II.  Décision contestée

[7]  Les motifs détaillés pour lesquels l’agent a refusé la demande de résidence permanente de M. Sarfraz figurent dans les notes du Système mondial de gestion des cas [SMGC]. L’agent a pris acte des éléments suivants : les documents à jour de M. Sarfraz, y compris les nouveaux résultats IELTS attestant une amélioration constante, les observations de son avocat, sa lettre, la lettre de soutien de Mian Sajid [l’employeur prospectif de M. Sarfraz], des relevés bancaires, le certificat de formation de Naima Kashif [l’épouse de M. Sarfraz] en maquillage commercial et ses références d’emploi dans un salon de beauté, une estimation de ses bijoux, et différentes ressources provenant des sites d’IRCC et du Guichet emplois. Relevant l’opposition de M. Sarfraz à la terminologie employée dans la lettre d’équité [élémentaire/moyen/pointu], l’agent a aussi expliqué que ces termes renvoyaient au [TRADUCTION] « sens généralement attribué » par IRCC aux intervalles. Il a néanmoins accepté d’utiliser, dans les notes du SMGC, la terminologie propre aux NCLC [élémentaire/intermédiaire/avancé] pour éviter toute confusion, ajoutant que [TRADUCTION] « l’évaluation effectuée tenait compte des aptitudes indiquées par les résultats des tests linguistiques et qui ont été comparées aux renseignements provenant de la principale source d’information sur l’emploi et le marché du travail du gouvernement du Canada ».
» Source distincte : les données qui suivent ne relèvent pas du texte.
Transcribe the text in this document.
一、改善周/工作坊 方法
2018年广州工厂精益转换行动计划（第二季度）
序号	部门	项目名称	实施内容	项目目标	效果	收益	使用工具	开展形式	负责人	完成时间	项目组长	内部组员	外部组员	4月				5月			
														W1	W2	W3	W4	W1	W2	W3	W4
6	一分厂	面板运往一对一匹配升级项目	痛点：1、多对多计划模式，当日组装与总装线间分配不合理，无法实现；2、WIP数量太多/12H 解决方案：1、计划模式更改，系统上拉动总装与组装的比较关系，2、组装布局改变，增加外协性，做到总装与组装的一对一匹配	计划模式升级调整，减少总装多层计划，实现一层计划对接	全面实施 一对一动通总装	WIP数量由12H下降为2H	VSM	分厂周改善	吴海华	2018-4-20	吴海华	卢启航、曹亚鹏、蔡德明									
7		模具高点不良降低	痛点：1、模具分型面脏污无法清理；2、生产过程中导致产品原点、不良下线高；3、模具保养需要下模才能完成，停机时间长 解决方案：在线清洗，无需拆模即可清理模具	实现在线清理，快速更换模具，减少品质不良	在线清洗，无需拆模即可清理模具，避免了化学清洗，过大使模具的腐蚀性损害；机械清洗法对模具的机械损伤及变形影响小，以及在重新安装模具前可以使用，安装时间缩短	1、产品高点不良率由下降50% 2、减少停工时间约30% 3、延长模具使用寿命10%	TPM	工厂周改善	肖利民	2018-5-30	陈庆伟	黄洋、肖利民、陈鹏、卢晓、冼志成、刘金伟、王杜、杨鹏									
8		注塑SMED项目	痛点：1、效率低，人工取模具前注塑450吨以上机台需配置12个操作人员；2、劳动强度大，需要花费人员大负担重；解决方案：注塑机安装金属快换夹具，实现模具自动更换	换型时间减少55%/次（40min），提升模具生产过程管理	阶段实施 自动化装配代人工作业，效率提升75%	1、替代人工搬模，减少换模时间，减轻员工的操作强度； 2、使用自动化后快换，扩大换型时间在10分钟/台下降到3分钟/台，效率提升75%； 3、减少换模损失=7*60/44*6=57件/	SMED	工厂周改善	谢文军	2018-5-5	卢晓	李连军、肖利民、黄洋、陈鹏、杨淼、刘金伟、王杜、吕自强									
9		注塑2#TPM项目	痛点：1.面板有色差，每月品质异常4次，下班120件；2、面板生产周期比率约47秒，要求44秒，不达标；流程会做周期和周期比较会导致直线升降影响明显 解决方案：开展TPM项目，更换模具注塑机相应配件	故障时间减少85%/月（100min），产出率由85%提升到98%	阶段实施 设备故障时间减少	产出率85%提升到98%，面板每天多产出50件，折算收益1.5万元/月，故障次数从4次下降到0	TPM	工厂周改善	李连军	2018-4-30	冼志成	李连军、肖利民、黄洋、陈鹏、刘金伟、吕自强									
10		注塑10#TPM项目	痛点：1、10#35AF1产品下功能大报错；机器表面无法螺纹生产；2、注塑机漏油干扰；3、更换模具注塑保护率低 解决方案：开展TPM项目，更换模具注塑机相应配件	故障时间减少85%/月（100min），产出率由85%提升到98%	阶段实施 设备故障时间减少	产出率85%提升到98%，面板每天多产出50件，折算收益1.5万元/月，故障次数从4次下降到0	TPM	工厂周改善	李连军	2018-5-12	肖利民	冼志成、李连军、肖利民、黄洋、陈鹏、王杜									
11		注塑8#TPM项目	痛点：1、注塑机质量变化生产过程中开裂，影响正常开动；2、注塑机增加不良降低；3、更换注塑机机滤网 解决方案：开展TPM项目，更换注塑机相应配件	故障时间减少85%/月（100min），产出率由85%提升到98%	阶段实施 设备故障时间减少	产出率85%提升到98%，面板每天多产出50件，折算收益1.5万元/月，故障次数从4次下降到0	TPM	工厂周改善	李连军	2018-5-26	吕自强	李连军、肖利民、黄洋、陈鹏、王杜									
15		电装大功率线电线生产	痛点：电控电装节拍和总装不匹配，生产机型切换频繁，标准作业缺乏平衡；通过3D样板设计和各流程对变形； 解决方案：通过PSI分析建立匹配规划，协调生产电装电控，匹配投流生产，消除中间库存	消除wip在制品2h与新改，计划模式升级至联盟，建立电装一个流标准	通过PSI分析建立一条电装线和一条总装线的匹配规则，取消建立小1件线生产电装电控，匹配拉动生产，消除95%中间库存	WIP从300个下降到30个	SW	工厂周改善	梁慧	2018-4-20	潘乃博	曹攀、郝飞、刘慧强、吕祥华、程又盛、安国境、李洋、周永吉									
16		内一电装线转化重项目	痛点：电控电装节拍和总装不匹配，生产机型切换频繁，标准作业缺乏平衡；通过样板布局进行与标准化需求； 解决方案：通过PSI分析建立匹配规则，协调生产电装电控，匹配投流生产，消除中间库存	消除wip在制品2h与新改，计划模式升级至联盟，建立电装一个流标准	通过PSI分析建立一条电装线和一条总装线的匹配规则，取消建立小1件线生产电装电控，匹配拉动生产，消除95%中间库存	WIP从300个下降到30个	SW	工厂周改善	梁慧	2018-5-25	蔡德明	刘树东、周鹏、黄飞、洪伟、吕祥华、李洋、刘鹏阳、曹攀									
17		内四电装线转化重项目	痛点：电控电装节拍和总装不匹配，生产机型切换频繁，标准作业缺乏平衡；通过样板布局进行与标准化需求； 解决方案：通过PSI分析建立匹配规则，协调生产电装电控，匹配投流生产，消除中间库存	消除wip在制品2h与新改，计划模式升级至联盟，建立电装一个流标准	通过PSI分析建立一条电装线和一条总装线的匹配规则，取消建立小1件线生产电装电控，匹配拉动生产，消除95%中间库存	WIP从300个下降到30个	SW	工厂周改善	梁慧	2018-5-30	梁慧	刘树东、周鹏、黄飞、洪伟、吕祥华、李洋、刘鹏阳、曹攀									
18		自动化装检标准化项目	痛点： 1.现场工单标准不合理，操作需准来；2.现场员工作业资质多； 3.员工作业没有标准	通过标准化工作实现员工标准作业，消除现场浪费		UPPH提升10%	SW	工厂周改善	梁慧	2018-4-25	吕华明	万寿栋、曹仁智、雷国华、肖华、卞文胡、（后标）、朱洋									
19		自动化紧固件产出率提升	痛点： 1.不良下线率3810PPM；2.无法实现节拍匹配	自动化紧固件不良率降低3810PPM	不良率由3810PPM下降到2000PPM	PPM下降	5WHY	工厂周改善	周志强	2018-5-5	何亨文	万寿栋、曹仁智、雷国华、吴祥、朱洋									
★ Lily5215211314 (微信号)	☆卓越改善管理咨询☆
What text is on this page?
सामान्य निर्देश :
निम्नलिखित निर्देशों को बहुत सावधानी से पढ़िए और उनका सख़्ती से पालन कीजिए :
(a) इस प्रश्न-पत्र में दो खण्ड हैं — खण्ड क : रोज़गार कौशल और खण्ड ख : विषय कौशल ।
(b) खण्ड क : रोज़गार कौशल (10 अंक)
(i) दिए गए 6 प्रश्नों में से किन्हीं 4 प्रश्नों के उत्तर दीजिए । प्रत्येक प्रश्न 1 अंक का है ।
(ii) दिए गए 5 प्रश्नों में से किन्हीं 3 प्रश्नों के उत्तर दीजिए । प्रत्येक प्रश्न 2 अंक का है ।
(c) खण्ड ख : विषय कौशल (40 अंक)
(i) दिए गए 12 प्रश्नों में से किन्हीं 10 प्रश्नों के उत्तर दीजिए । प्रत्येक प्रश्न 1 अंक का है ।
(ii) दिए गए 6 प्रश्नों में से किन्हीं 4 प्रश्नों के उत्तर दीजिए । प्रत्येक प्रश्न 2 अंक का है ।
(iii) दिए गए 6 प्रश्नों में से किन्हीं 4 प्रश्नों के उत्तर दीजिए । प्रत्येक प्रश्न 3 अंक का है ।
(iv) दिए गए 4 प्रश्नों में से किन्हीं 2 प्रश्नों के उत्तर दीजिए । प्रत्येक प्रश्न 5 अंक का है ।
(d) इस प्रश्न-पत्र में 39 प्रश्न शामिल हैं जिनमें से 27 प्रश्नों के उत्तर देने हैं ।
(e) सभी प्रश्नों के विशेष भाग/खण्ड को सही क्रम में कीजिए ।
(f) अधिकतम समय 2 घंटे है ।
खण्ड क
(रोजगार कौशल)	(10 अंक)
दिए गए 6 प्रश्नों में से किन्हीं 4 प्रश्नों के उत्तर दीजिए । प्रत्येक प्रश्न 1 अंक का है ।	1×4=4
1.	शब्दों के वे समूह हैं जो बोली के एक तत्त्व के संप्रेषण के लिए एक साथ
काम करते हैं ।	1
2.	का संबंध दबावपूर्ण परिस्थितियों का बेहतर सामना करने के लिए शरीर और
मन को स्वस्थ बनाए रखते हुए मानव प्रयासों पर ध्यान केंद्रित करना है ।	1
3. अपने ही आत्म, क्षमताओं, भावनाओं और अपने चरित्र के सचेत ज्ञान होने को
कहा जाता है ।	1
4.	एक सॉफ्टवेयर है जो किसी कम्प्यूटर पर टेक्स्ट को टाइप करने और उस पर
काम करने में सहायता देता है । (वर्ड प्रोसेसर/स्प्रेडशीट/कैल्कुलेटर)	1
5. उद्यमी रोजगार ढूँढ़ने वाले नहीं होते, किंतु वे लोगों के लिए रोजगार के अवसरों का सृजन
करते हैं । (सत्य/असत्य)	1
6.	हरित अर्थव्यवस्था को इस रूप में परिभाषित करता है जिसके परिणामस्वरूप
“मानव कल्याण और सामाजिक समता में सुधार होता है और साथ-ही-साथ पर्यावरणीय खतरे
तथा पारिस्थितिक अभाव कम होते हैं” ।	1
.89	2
[8]  Prenant acte de l’observation de M. Sarfraz selon laquelle il est en mesure de remplir les tâches d’un superviseur des ventes au détail/du commerce de détail et que les compétences linguistiques minimales requises au titre du PTMS (fédéral) sont moindres que celles qu’il possède, l’agent a estimé que le programme en question n’était pas un comparateur indiqué, étant donné que M. Sarfraz n’a pas l’intention d’exercer un métier spécialisé. Il a ajouté en outre que [TRADUCTION] « les exigences linguistiques minimales […] représentent une norme d’admissibilité », mais que cette norme n’indique pas si, ou de quelle manière, le demandeur réussira son établissement économique.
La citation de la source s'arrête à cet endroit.